Our approach prepares engineering students to be attentive to both the interactions between bias and emotions, and to how their emotions influence their decision-making and collaboration in teams. In the workshop, we create opportunities for students to experience how their emotion and intuition influence their decision-making, to reflect on and discuss what that means for their design thinking and their interactions with others, and to practice using both proactive and reactive strategies to address discrimination and bias in student project teams. Results show that the workshop seems to achieve its goals: students are more aware of their biases and its impact on their interactions, they learn strategies to address these biases, and they regard the strategies as being helpful to them as engineering students. Evaluation results suggest that the workshops had a particularly positive impact for those engaged in online student project teams. The results also suggest that students may have found it easier to enact proactive strategies to minimise the risk of biased outcomes rather than relying on reactive strategies to address discriminatory behaviour after it occurred. This assumes that students did encounter opportunities when they could have applied the reactive strategies; as noted above, our questionnaire format means we do not have data to test this. Future studies looking at the impact of similar programmes should therefore consider asking students whether they experienced situations in which reactive strategies may have been applied, as well as asking them about their use of such strategies.

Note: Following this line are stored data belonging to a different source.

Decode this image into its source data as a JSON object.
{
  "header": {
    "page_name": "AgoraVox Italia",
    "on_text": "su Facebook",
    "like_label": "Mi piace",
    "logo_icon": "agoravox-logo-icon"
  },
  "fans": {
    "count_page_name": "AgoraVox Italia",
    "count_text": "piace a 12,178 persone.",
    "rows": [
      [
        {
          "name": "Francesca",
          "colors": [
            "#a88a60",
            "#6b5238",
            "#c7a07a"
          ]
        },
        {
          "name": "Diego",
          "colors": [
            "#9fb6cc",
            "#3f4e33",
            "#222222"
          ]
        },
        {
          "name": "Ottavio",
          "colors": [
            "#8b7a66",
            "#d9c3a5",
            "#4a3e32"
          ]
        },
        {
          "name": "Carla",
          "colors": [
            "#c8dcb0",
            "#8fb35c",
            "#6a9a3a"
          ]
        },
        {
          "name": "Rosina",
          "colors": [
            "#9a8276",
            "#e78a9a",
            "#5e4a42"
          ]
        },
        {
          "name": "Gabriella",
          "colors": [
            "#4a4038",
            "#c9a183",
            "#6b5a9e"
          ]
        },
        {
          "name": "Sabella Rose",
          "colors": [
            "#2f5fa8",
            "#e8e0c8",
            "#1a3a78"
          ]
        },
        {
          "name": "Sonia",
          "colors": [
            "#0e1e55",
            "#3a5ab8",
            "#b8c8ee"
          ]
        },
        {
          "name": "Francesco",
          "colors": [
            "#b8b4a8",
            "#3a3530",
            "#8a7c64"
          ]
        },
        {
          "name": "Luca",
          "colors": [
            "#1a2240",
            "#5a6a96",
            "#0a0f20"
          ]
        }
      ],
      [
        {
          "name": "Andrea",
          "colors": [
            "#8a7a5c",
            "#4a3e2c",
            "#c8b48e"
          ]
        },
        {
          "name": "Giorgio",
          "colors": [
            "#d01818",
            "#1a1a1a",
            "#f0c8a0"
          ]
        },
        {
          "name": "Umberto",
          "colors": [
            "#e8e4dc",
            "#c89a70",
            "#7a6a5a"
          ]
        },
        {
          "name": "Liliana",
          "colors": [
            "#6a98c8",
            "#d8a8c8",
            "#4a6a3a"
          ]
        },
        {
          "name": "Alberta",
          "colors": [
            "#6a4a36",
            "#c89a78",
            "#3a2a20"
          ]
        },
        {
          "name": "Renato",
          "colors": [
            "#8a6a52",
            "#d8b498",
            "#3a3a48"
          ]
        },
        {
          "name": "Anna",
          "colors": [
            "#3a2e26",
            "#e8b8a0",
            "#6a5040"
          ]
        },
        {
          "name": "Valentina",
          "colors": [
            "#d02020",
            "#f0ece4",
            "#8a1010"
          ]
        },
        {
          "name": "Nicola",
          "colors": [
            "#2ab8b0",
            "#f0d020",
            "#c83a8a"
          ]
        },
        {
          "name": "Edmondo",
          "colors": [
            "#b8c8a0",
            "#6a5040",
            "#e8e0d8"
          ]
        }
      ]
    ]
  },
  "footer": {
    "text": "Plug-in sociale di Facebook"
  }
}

In an engineering education context where discriminatory speech and micro-aggressions contribute to the chilly climate that perpetuates the under-representation of women and other groups in the engineering profession and in engineering education (Barnard et al., 2012; Lichtenstein et al., 2014; Meadows et al., 2015; True-Funk et al., 2021), equipping engineering students with strategies to reduce the impact of such biases, and giving them the opportunity to practice them, needs to become integral to the practice of engineering ethics educators. Graduating engineers that are well equipped with strategies to manage bias and discrimination in their collaborative work and decision-making would not only have a positive impact on the diversity of this group itself, but also on the hiring, culture and decision-making of their future employers.